Namun yang lebih menarik adalah kata ‘setiap Muslim’. Artinya, kewajiban menuntut ilmu tidak hanya berlaku bagi laki-laki, tidak hanya untuk ulama, dan tidak terbatas pada ilmu agama saja. Semua umat Islam, tanpa memandang gender dan status sosial, diperintahkan untuk belajar. Inilah ajaran Islam yang sangat inklusif dan progresif, bahkan jika dibandingkan dengan konsep pendidikan dalam banyak budaya lain pada zamannya.
Sayangnya, dalam praktik kehidupan sehari-hari, semangat menuntut ilmu ini seringkali tergerus oleh rutinitas dan kenyamanan.
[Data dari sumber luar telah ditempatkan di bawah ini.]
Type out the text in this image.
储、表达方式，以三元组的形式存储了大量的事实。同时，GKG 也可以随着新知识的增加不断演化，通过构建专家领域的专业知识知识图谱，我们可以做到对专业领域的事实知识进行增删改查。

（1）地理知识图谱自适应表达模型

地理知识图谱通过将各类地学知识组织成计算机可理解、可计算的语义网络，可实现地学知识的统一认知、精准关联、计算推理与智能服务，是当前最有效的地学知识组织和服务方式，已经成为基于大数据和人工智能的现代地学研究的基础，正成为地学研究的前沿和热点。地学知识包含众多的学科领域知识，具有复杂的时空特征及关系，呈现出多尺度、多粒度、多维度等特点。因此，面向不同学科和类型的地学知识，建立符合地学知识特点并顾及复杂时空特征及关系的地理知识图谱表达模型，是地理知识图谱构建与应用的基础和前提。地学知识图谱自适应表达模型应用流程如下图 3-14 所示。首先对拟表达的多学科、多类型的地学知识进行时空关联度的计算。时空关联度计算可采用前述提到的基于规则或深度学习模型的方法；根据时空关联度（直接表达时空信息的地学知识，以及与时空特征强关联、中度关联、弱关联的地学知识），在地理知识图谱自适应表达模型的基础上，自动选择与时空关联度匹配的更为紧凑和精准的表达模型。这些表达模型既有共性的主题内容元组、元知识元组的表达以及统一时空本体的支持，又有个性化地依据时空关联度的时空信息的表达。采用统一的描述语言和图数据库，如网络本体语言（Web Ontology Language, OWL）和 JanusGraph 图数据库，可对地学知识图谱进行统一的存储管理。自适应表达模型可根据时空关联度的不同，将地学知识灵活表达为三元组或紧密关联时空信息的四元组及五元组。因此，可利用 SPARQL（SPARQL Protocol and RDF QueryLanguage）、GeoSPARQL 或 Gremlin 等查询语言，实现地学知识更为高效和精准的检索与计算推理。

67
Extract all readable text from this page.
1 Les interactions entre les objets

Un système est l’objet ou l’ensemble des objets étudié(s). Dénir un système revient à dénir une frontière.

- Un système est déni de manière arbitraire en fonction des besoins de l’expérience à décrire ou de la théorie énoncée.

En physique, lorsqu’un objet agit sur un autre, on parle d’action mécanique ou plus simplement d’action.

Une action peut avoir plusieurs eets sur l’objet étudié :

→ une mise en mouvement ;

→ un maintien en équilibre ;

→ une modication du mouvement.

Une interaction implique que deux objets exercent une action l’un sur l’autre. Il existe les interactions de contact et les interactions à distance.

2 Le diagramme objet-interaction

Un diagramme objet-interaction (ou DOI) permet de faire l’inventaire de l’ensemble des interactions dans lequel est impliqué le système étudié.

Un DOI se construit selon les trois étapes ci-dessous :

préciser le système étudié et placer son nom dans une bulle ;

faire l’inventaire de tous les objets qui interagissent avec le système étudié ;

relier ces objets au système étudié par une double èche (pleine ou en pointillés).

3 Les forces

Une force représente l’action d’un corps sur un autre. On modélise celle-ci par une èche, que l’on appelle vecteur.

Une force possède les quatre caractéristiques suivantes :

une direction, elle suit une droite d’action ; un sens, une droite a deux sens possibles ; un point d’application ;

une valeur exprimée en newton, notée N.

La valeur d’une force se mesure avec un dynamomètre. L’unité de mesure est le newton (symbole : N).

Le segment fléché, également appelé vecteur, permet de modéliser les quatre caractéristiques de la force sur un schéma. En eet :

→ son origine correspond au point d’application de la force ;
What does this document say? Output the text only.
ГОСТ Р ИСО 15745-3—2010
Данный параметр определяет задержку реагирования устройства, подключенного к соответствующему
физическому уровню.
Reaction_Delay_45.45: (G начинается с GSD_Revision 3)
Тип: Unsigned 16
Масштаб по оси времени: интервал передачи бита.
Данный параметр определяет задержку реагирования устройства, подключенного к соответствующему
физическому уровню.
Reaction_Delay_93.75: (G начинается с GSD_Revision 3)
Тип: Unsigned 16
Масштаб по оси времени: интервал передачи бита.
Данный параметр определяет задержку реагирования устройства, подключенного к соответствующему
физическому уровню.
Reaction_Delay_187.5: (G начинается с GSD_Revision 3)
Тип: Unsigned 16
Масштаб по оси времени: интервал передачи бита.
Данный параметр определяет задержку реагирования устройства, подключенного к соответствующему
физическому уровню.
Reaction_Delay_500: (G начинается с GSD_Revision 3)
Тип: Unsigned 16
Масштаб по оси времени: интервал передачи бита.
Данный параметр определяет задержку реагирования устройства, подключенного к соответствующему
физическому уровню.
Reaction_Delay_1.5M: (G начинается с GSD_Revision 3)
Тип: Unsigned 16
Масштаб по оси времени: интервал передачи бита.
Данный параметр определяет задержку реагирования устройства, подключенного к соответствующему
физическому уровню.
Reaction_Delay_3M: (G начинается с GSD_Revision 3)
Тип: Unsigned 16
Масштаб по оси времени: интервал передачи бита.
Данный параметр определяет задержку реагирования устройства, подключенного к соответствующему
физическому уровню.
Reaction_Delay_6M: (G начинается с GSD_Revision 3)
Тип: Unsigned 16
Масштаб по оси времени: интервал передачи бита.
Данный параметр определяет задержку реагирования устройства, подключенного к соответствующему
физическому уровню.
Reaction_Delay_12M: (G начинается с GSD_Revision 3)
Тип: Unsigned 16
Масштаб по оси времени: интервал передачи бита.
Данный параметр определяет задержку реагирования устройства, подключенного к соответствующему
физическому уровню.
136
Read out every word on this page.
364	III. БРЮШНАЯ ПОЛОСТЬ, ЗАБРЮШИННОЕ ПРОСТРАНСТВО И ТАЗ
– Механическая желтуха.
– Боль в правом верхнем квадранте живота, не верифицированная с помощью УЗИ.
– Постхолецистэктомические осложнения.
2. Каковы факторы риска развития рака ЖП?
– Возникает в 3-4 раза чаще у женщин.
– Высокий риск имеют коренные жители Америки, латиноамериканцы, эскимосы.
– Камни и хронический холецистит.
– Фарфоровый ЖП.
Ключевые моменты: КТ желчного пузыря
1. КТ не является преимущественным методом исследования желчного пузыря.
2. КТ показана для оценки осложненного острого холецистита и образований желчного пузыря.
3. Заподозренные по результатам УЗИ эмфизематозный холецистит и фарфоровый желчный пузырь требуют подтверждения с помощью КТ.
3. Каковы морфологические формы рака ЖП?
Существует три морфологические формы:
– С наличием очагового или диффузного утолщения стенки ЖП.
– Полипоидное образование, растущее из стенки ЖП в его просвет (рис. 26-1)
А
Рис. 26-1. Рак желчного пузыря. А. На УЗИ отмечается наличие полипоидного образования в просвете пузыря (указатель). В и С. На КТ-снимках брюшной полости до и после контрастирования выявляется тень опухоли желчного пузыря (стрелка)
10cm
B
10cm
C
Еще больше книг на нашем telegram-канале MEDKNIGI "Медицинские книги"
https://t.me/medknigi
Banyak yang merasa cukup dengan ilmu yang didapat semasa sekolah, padahal ilmu itu dinamis dan terus berkembang. Di sisi lain, sebagian pihak juga memaknai kewajiban menuntut ilmu secara sempit—seolah hanya terbatas pada mempelajari hukum-hukum fikih atau ibadah ritual, tanpa membuka diri terhadap ilmu sosial, teknologi, dan budaya yang juga sangat penting dalam konteks zaman sekarang.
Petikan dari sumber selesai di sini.